ויהי שם -- the derasha is being made not on the word gadol which was cited in this version of the text, but on the word גוי. They became a people. And perhaps on the word גוי combined with the word שם. While there, they became their own nation. They were identifiable, and thus began to develop a national identity. (The citation of the word גדול likely reflects an uncertainty of whether that word should be part of the citation for the next derasha, or not.)
גדול ועצום -- this haggadah, from 1590, appears to cite the pasuk wrong in this derasha! Yet when they cite the whole verse, they get it right. In fact, the Haggadah is not citing the pasuk incorrectly. Rather, it is being true to the Sifrei. For if you look in the Sifrei, you will see that it, too, cites it as gadol ve'atzum.
So perhaps the Sifrei cited the pasuk incorrectly? This is plausible. However, we should realize that in the Samaritan Torah, the text is indeed גדול ועצום ורב. Because of lectio difficilior, I believe that our Masoretic text is accurate here. However, this is an indication that the Sifrei was darshening a non-masoretic text, something we have already seen on parshablog a number of times.
The small printing of ועצום may be an attempt to fit the word on the line; or to give more emphasis to גדול in the derasha which follows. But I have a suspicion that, in part, it reflect uncertainty that this word should be cited as it was cited.

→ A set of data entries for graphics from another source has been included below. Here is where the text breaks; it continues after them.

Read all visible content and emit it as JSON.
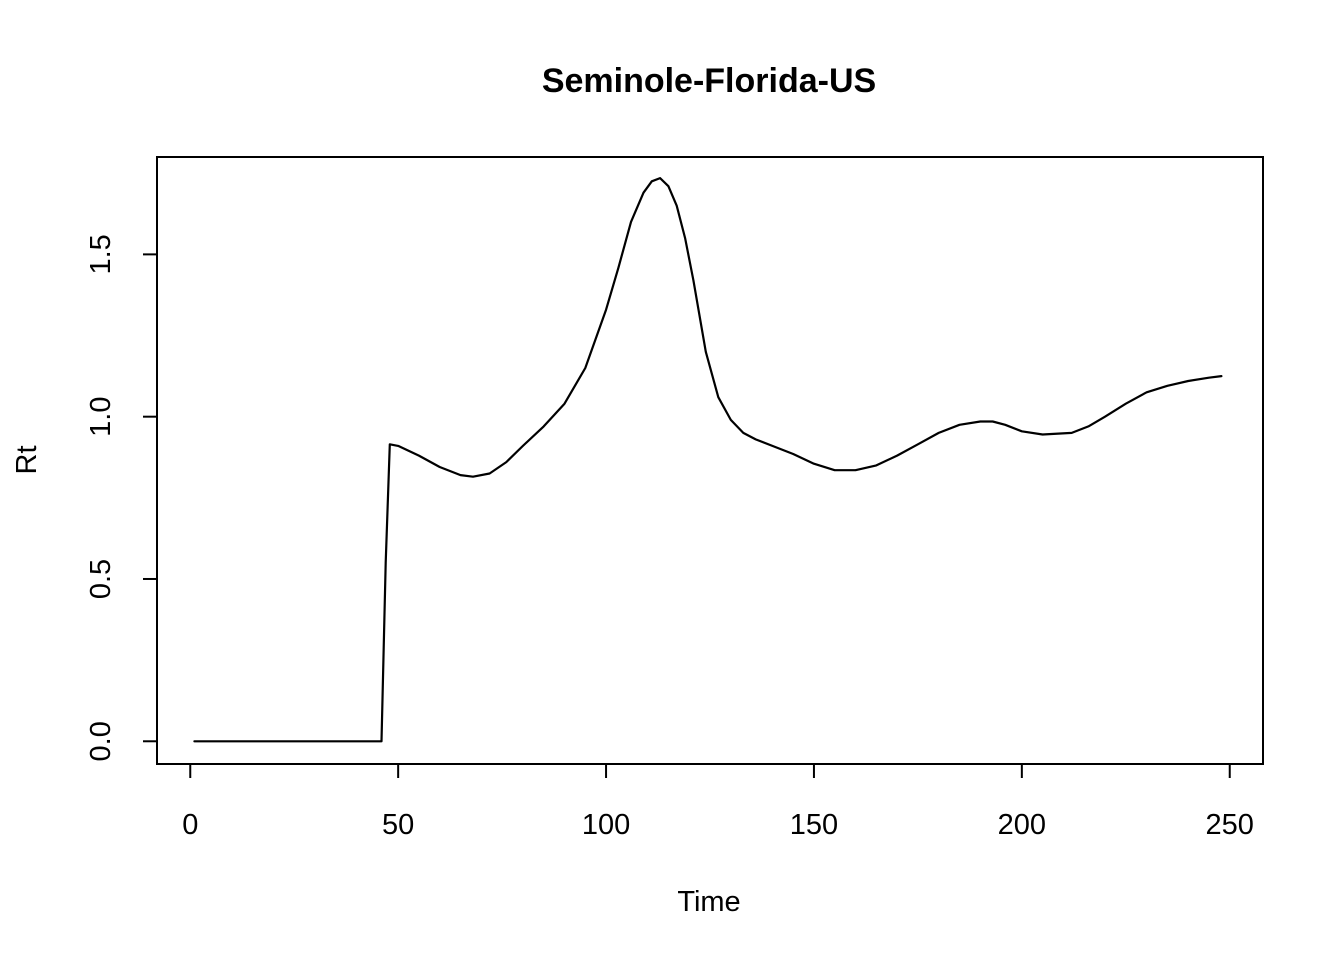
{
  "chart_data": {
    "type": "line",
    "title": "Seminole-Florida-US",
    "xlabel": "Time",
    "ylabel": "Rt",
    "xlim": [
      -8,
      258
    ],
    "ylim": [
      -0.07,
      1.8
    ],
    "x_ticks": [
      0,
      50,
      100,
      150,
      200,
      250
    ],
    "y_ticks": [
      0.0,
      0.5,
      1.0,
      1.5
    ],
    "x_tick_labels": [
      "0",
      "50",
      "100",
      "150",
      "200",
      "250"
    ],
    "y_tick_labels": [
      "0.0",
      "0.5",
      "1.0",
      "1.5"
    ],
    "grid": false,
    "legend": "none",
    "series": [
      {
        "x": [
          1,
          10,
          20,
          30,
          40,
          46,
          47,
          48,
          50,
          55,
          60,
          65,
          68,
          72,
          76,
          80,
          85,
          90,
          95,
          100,
          103,
          106,
          109,
          111,
          113,
          115,
          117,
          119,
          121,
          124,
          127,
          130,
          133,
          136,
          140,
          145,
          150,
          155,
          160,
          165,
          170,
          175,
          180,
          185,
          190,
          193,
          196,
          200,
          205,
          212,
          216,
          220,
          225,
          230,
          235,
          240,
          245,
          248
        ],
        "y": [
          0,
          0,
          0,
          0,
          0,
          0,
          0.55,
          0.915,
          0.91,
          0.88,
          0.845,
          0.82,
          0.815,
          0.825,
          0.86,
          0.91,
          0.97,
          1.04,
          1.15,
          1.33,
          1.46,
          1.6,
          1.69,
          1.725,
          1.735,
          1.71,
          1.65,
          1.55,
          1.42,
          1.2,
          1.06,
          0.99,
          0.95,
          0.93,
          0.91,
          0.885,
          0.855,
          0.835,
          0.835,
          0.85,
          0.88,
          0.915,
          0.95,
          0.975,
          0.985,
          0.985,
          0.975,
          0.955,
          0.945,
          0.95,
          0.97,
          1.0,
          1.04,
          1.075,
          1.095,
          1.11,
          1.12,
          1.125
        ]
      }
    ]
  }
}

The indication that they increased to such a great degree may come from multiple sources. I favor a simple linkage between עצום and ויעצמו. But perhaps גדול can come into the picture, as gadol atzum, a mighty increase, proved by all these languages. This latter does not work out so well if the source pasuk was believed to be גדול ועצום, as discussed, for then עצום could not modify גדול. Rather, it stands alone, modifying גוי. Perhaps the multiple languages of increase, גדול, עצום, and רב is reminiscent of the multiple languages of increase.
I wonder if עוצם as a show of strength is intended, so as to lead into the Egyptians' fearful reaction.
ורב -- the derasha is based on the word ותרבי. Why cite this pasuk over any other that has the word רב? Because the point, here, is not the increase. Rather, it means mature. For a girl, it is as described. For a people, it is becoming a nation.
Note that in this same Haggadah, they only cite this one pasuk. They do not cite the bedamayich chayi pasuk. This is because it was initially only intended to be a prooftext about maturity. Only later did it become a reference to the dual blood of korban Pesach and bris Milah.